Casa dos Postigos Verdes
Redação DM
Publicado em 19 de janeiro de 2018 às 23:57 | Atualizado há 7 anos
A casa material dos postigos verdes fica no leste de Piracanjuba – Goiás: ali, diz a lenda, é o lugar mais bonito do mundo. A casa dos postigos verdes habita o Vale de Quimeras, onde o que não é verde, é furta-cor.
No Vale de Quimeras há um pássaro muito pequeno, o Fim-Fim, que veio fazer seu ninho no tronco de uma palmeira… Aquela que fica em frente à mesa da varanda. Todas as manhãs, antes de comer, o Fim-Fim traz à sua amada um novo cobertor de capim. Não posso mensurar a importância desse gesto para a dona Fim-Fim. Não para ela, mas para o gato Kiko é de enlouquecer.
O gato Kiko não serve para nada. Está parrudo, frouxo e incapaz de escalar palmeiras. O Fim-Fim, com sua plumagem azul-petróleo que emoldura seu peito amarelo, num voo furtivo, cantarolando, agradece a inércia do gato.

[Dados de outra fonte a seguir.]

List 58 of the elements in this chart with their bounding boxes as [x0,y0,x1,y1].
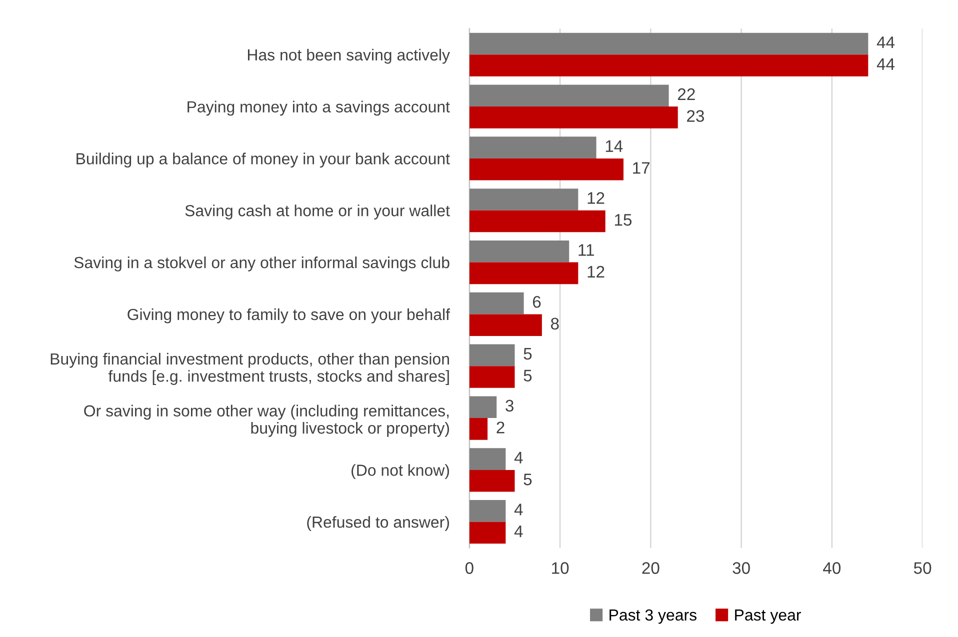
data-label: 17 [633,162,650,174]
data-label: 4 [514,526,523,538]
bar [469,292,524,314]
y-tick-label: Giving money to family to save on your behalf [128,308,450,324]
bar [469,210,606,232]
bar [469,522,506,544]
y-tick-label: Buying financial investment products, other than pension funds [e.g. investment trusts, stocks and shares] [50,352,449,385]
bar [469,366,515,388]
y-tick-label: Paying money into a savings account [188,100,450,116]
bar [469,136,596,158]
data-label: 5 [524,370,532,382]
y-tick-label: Saving cash at home or in your wallet [185,204,450,220]
bar [469,106,678,128]
data-label: 44 [876,58,895,70]
data-label: 3 [506,400,514,412]
data-label: 15 [614,214,632,226]
bar [469,500,506,522]
data-label: 4 [514,452,523,464]
bar [469,418,488,440]
data-label: 22 [678,88,695,100]
data-label: 4 [514,504,523,516]
bar [469,240,570,262]
x-tick-label: 20 [642,562,660,574]
bar [469,470,515,492]
y-tick-label: Saving in a stokvel or any other informal savings club [74,256,450,272]
bar [469,54,868,76]
data-label: 23 [687,110,704,122]
y-tick-label: Building up a balance of money in your bank account [76,152,450,168]
legend-label: Past 3 years [610,609,696,624]
y-tick-label: (Do not know) [352,464,449,480]
data-label: 14 [606,140,623,152]
bar [469,158,624,180]
x-tick-label: 10 [552,562,569,574]
y-tick-label: Or saving in some other way (including remittances, buying livestock or property) [84,404,449,437]
data-label: 5 [524,474,532,486]
data-label: 12 [588,266,604,278]
data-label: 6 [532,296,541,308]
bar [469,32,868,55]
bar [469,314,542,336]
x-tick-label: 50 [914,562,932,574]
data-label: 44 [876,36,895,48]
data-label: 5 [524,348,532,360]
bar [469,396,497,418]
data-label: 12 [588,192,604,204]
y-tick-label: Has not been saving actively [248,48,450,64]
x-tick-label: 30 [732,562,750,574]
x-tick-label: 40 [823,562,841,574]
bar [469,188,578,210]
data-label: 11 [578,244,594,256]
data-label: 8 [550,318,559,330]
y-tick-label: (Refused to answer) [307,516,449,531]
bar [469,262,578,284]
x-tick-label: 0 [465,562,474,574]
bar [469,84,669,107]
data-label: 2 [496,422,504,434]
bar [469,448,506,470]
bar [469,344,515,366]
legend-label: Past year [735,610,801,624]
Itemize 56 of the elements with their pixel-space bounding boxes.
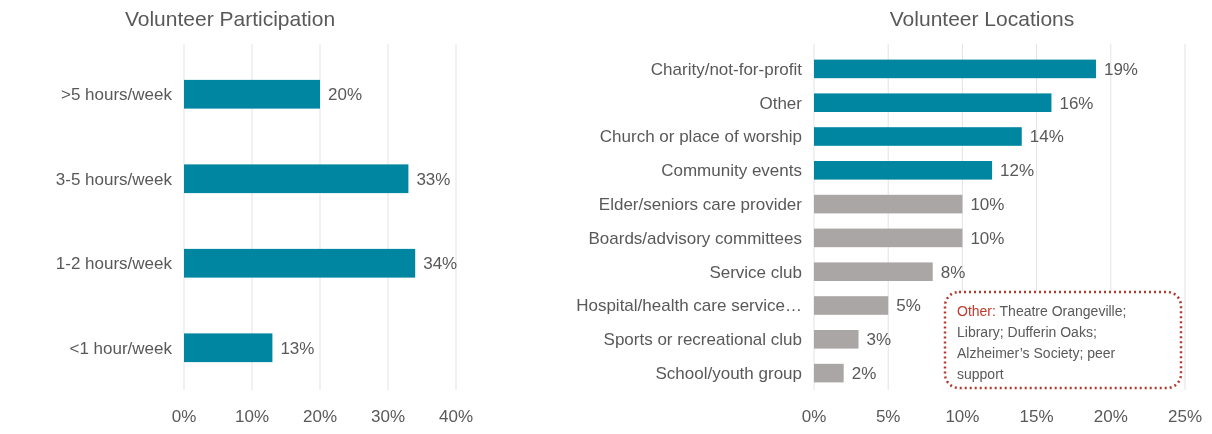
y-tick-label: School/youth group bbox=[655, 364, 802, 384]
x-tick-label: 0% bbox=[801, 407, 827, 426]
x-tick-label: 10% bbox=[234, 407, 270, 426]
bar bbox=[814, 59, 1096, 79]
bar bbox=[184, 164, 409, 194]
data-label: 20% bbox=[328, 85, 363, 105]
data-label: 19% bbox=[1103, 59, 1138, 79]
data-label: 5% bbox=[896, 296, 921, 316]
bar bbox=[814, 296, 889, 315]
bar bbox=[814, 161, 993, 180]
bar bbox=[814, 194, 963, 214]
bar bbox=[814, 93, 1052, 112]
x-tick-label: 15% bbox=[1019, 407, 1054, 426]
x-tick-label: 0% bbox=[171, 407, 197, 426]
bar bbox=[184, 79, 320, 109]
x-tick-label: 10% bbox=[945, 407, 980, 426]
x-tick-label: 20% bbox=[302, 407, 338, 426]
chart-title: Volunteer Locations bbox=[889, 7, 1075, 30]
bar bbox=[184, 248, 416, 278]
y-tick-label: Elder/seniors care provider bbox=[598, 195, 803, 215]
data-label: 3% bbox=[866, 330, 892, 350]
data-label: 13% bbox=[280, 338, 315, 358]
y-tick-label: 1-2 hours/week bbox=[55, 254, 173, 274]
chart-title: Volunteer Participation bbox=[124, 7, 336, 30]
y-tick-label: Boards/advisory committees bbox=[588, 228, 802, 248]
x-tick-label: 25% bbox=[1167, 407, 1203, 426]
data-label: 10% bbox=[970, 195, 1005, 215]
x-tick-label: 40% bbox=[438, 407, 474, 426]
x-tick-label: 5% bbox=[875, 407, 901, 426]
bar bbox=[184, 333, 273, 363]
x-tick-label: 30% bbox=[370, 407, 406, 426]
data-label: 12% bbox=[1000, 161, 1035, 181]
bar bbox=[814, 363, 844, 383]
y-tick-label: 3-5 hours/week bbox=[55, 169, 173, 189]
data-label: 34% bbox=[423, 254, 458, 274]
data-label: 8% bbox=[940, 262, 966, 282]
bar bbox=[814, 127, 1022, 146]
bar bbox=[814, 262, 933, 281]
bar bbox=[814, 330, 859, 349]
y-tick-label: Hospital/health care service… bbox=[576, 296, 802, 316]
y-tick-label: Other bbox=[759, 93, 803, 113]
data-label: 33% bbox=[416, 169, 451, 189]
data-label: 2% bbox=[851, 364, 877, 384]
annotation: Other: Theatre Orangeville; Library; Dufferin Oaks; Alzheimer’s Society; peer support bbox=[957, 303, 1127, 382]
bar bbox=[814, 228, 963, 248]
y-tick-label: Service club bbox=[709, 262, 802, 282]
x-tick-label: 20% bbox=[1093, 407, 1128, 426]
y-tick-label: >5 hours/week bbox=[60, 85, 173, 105]
data-label: 16% bbox=[1059, 93, 1094, 113]
y-tick-label: Community events bbox=[661, 161, 802, 181]
data-label: 10% bbox=[970, 228, 1005, 248]
y-tick-label: <1 hour/week bbox=[69, 338, 173, 358]
data-label: 14% bbox=[1029, 127, 1064, 147]
y-tick-label: Church or place of worship bbox=[599, 127, 802, 147]
y-tick-label: Charity/not-for-profit bbox=[650, 59, 803, 79]
y-tick-label: Sports or recreational club bbox=[603, 330, 802, 350]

No Vale de Quimeras há lagos, e eles estão repletos de peixinhos e peixões… Mas qual!, a pescaria está proibida por tempo indeterminado, porque no Vale de Quimeras os peixes têm nomes: Bonnie e Clyde são ‘o casal vinte’ do lago dos pirarucus. Eu não ficarei surpresa se, daqui um ano, tivermos que comprar lambaris para alimentar o casal de gigantes.
A vida no Vale é sempre igual. Igual de um jeito bom: esta semana, mais uma vez, o cão pastor, Mufasa, vitimou um frango e a cadela vira-lata , que só estava olhando, levou a culpa. A culpa sempre é da Chiquinha, coitada; os cupins destruíram a parreira e o ipê amarelinho; a vaca Brigite deu à luz um bezerro Nelore, mas fora inseminada por Girolando… Eita, Brigite, você pulou a cerca? O galo Chanteclair – bonito – bonito – está sob a ameaça de virar caldo – ‘galo que não gala não é galo’. Quem disse?
O caseiro pediu demissão para fazer politica, vê se pode, mas tão logo viu outro caseiro segurar a tetas da rebelde vaca Mimosa, reiterou. Achei graça porque a Mimosa não gostou nada de ser manejada por outro… Nem ração quis comer; logo, leite não deu. O pomar está transbordando mexericas engraçadas: para cada uma, há um periquito a lhe sugar o néctar. E o gato Kiko? Apareceu com uma gata parida que deixou os seus cinco filhotes atrás da geladeira e depois partiu para sempre. Para sempre até o próximo cio.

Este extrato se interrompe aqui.